Pomigliano: benvenuti nel terzo millennio.

June 23rd, 2010

Quando gli operai scendono in piazza, in coda ai loro cortei ci sono gli studenti. Sono giovani preoccupati per i diritti dei loro padri, e per le proprie future condizioni di lavoro. Quando gli studenti, i disoccupati o i precari scendono in piazza, col cazzo che trovi uno della FIOMM.

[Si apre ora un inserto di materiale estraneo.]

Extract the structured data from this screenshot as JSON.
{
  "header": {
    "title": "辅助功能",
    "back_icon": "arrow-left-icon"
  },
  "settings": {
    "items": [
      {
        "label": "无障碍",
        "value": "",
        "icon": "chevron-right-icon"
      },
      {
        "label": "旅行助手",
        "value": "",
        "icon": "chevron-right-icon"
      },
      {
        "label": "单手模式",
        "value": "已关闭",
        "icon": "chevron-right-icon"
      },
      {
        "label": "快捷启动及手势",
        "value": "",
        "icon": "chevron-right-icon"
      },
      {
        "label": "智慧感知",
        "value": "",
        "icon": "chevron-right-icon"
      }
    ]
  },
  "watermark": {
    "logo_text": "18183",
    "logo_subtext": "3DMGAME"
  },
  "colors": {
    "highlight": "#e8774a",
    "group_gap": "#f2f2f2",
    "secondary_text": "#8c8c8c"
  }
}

E’ con lo stesso spirito che mi approccio alla questione di Pomigliano: cazzi vostri. Perché l’odiosa (davvero, non sono ironico) imposizione di Marchionne non fa altro che portare alla classe operaia le condizioni di lavoro tipiche dei lavoratori delle piccole aziende, giovani e atipici: niente sciopero, straordinari fatti a discrezione del datore del lavoratore (altro che 4 giorni di preavviso, a “noi” vengono chiesti quando abbiamo la giacca addosso), mobilità interna (spesso tra sedi distanti tra loro, nel caso dei lavoratori di piccole medie imprese).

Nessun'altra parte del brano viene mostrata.